After we're treated to his display of marksmanship, Mustain says, "The longer I'm away from the game, the more out of the light I get, the easier it is to get comfortable with myself and what it is I want to be."

From this trailer, it looks like Mustain wants to be a trained assassin. Mustain is even wearing black O.J. Simpson-inspired gloves, you know, so there are no prints left when he dumps the weapon into the river.

According to Wolfe, the documentary has little to do with Mustain as a football player and more about what he's been doing since he left football behind:

Wolfe said he hopes to humanize the former star, and to give Mustain a voice he's never had.

Mustain became somewhat of a polarizing figure in Arkansas after he transferred to USC despite leading the Hogs to an 8-0 record as a true freshman starter in 2006.
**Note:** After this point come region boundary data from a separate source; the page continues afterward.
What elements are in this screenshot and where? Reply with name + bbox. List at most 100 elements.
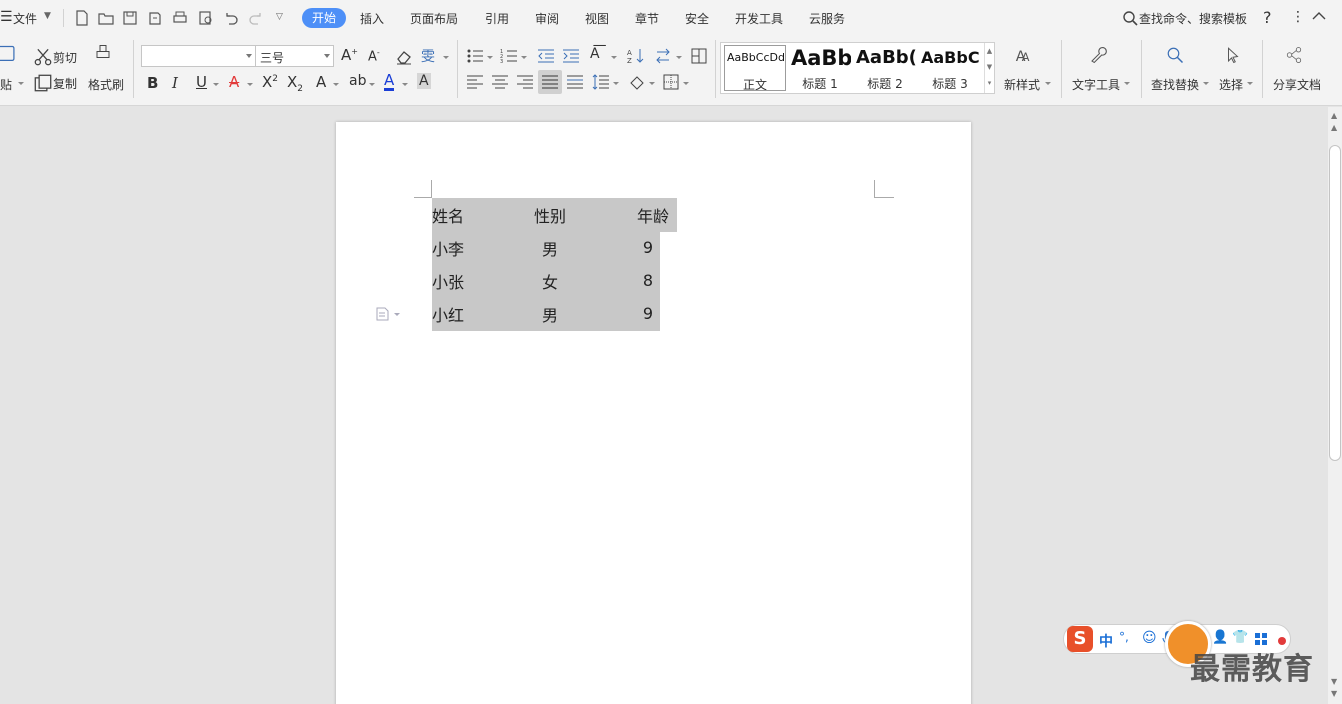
char-shading-icon[interactable]: A xyxy=(417,73,431,89)
scroll-up-icon[interactable]: ▲ xyxy=(1331,111,1337,120)
emoji-icon[interactable]: ☺ xyxy=(1142,630,1157,646)
document-page[interactable]: 姓名 性别 年龄 小李 男 9 小张 女 8 小红 男 9 xyxy=(336,122,971,704)
font-size-select[interactable]: 三号 xyxy=(255,45,334,67)
phonetic-guide-icon[interactable]: 雯 xyxy=(421,46,435,66)
style-heading-1[interactable]: AaBb 标题 1 xyxy=(789,45,851,91)
sogou-logo-icon[interactable]: S xyxy=(1067,626,1093,652)
copy-button[interactable]: 复制 xyxy=(53,75,77,92)
line-spacing-icon[interactable] xyxy=(592,73,610,91)
bullets-icon[interactable] xyxy=(466,47,484,65)
table-header-cell[interactable]: 姓名 xyxy=(432,198,514,231)
new-document-icon[interactable] xyxy=(74,10,90,26)
print-preview-icon[interactable] xyxy=(198,10,214,26)
font-name-select[interactable] xyxy=(141,45,256,67)
cut-button[interactable]: 剪切 xyxy=(53,49,77,66)
vertical-scrollbar[interactable]: ▲ ▲ ▼ ▼ xyxy=(1328,107,1342,704)
table-cell[interactable]: 8 xyxy=(586,264,675,297)
distribute-icon[interactable] xyxy=(566,73,584,91)
data-table[interactable]: 姓名 性别 年龄 小李 男 9 小张 女 8 小红 男 9 xyxy=(432,198,675,330)
format-painter-button[interactable]: 格式刷 xyxy=(88,76,124,93)
paste-options-icon[interactable] xyxy=(376,307,402,321)
show-marks-icon[interactable] xyxy=(690,47,708,65)
file-menu[interactable]: 文件 xyxy=(13,10,37,27)
justify-icon[interactable] xyxy=(538,70,562,94)
clear-format-icon[interactable] xyxy=(395,48,413,66)
text-tools-button[interactable]: 文字工具 xyxy=(1072,76,1120,93)
find-replace-button[interactable]: 查找替换 xyxy=(1151,76,1199,93)
text-effect-icon[interactable]: A xyxy=(316,73,326,91)
table-cell[interactable]: 男 xyxy=(514,297,586,330)
new-style-icon[interactable]: AA xyxy=(1015,46,1039,70)
cut-icon[interactable] xyxy=(34,48,52,66)
select-button[interactable]: 选择 xyxy=(1219,76,1243,93)
chevron-down-icon[interactable]: ▼ xyxy=(44,11,51,21)
style-heading-3[interactable]: AaBbC 标题 3 xyxy=(919,45,981,91)
sort-icon[interactable]: AZ xyxy=(627,47,645,65)
decrease-indent-icon[interactable] xyxy=(537,47,555,65)
align-left-icon[interactable] xyxy=(466,73,484,91)
font-color-icon[interactable]: A xyxy=(384,72,395,91)
paste-button[interactable]: 贴 xyxy=(0,76,12,93)
paste-icon[interactable] xyxy=(0,44,20,66)
share-icon[interactable] xyxy=(1285,46,1309,70)
bold-icon[interactable]: B xyxy=(147,74,158,92)
tab-security[interactable]: 安全 xyxy=(685,10,709,27)
align-right-icon[interactable] xyxy=(516,73,534,91)
table-header-cell[interactable]: 性别 xyxy=(514,198,586,231)
borders-icon[interactable] xyxy=(662,73,680,91)
search-icon[interactable] xyxy=(1122,10,1138,26)
table-cell[interactable]: 男 xyxy=(514,231,586,264)
select-cursor-icon[interactable] xyxy=(1224,46,1248,70)
save-icon[interactable] xyxy=(122,10,138,26)
user-icon[interactable]: 👤 xyxy=(1212,630,1228,645)
shrink-font-icon[interactable]: A- xyxy=(368,48,380,64)
style-heading-2[interactable]: AaBb( 标题 2 xyxy=(854,45,916,91)
undo-icon[interactable] xyxy=(223,10,239,26)
menu-icon[interactable]: ☰ xyxy=(0,9,13,25)
ime-punct-toggle[interactable]: °, xyxy=(1119,630,1129,644)
ime-mode-toggle[interactable]: 中 xyxy=(1099,631,1113,651)
open-folder-icon[interactable] xyxy=(98,10,114,26)
tab-references[interactable]: 引用 xyxy=(485,10,509,27)
table-cell[interactable]: 女 xyxy=(514,264,586,297)
subscript-icon[interactable]: X2 xyxy=(287,73,303,94)
chinese-layout-icon[interactable]: A͞ xyxy=(590,46,600,62)
tab-insert[interactable]: 插入 xyxy=(360,10,384,27)
command-search[interactable]: 查找命令、搜索模板 xyxy=(1139,10,1247,27)
redo-icon[interactable] xyxy=(248,10,264,26)
print-icon[interactable] xyxy=(172,10,188,26)
find-replace-icon[interactable] xyxy=(1166,46,1190,70)
shading-icon[interactable] xyxy=(628,73,646,91)
scroll-top-icon[interactable]: ▲ xyxy=(1331,123,1337,132)
tab-cloud[interactable]: 云服务 xyxy=(809,10,845,27)
copy-icon[interactable] xyxy=(34,74,52,92)
scrollbar-thumb[interactable] xyxy=(1329,145,1341,461)
collapse-ribbon-icon[interactable] xyxy=(1311,8,1327,24)
table-cell[interactable]: 小红 xyxy=(432,297,514,330)
format-painter-icon[interactable] xyxy=(94,44,116,68)
table-cell[interactable]: 9 xyxy=(586,297,675,330)
underline-icon[interactable]: U xyxy=(196,73,207,91)
table-cell[interactable]: 小张 xyxy=(432,264,514,297)
line-spacing-swap-icon[interactable] xyxy=(655,47,673,65)
tab-page-layout[interactable]: 页面布局 xyxy=(410,10,458,27)
superscript-icon[interactable]: X2 xyxy=(262,73,278,91)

Wolfe thinks that's unfair.

"If you read the anonymous posts online about him, you'd think he killed or raped somebody," he said. "I just feel like I want to let him have a chance to respond to all the negative things, to have the final say on something, in his own voice," Wolfe told us.

"He's 24 years old, and in a lot of ways, his life is just beginning," he said. "I think that's the thing that's so interesting."

If the vague trailer was enough to whet your craving for more Mitch Mustain, the man, the myth, the marksman, then you'll be pleased to hear Wolfe plans to have the film finished by the Little Rock Film Festival this spring.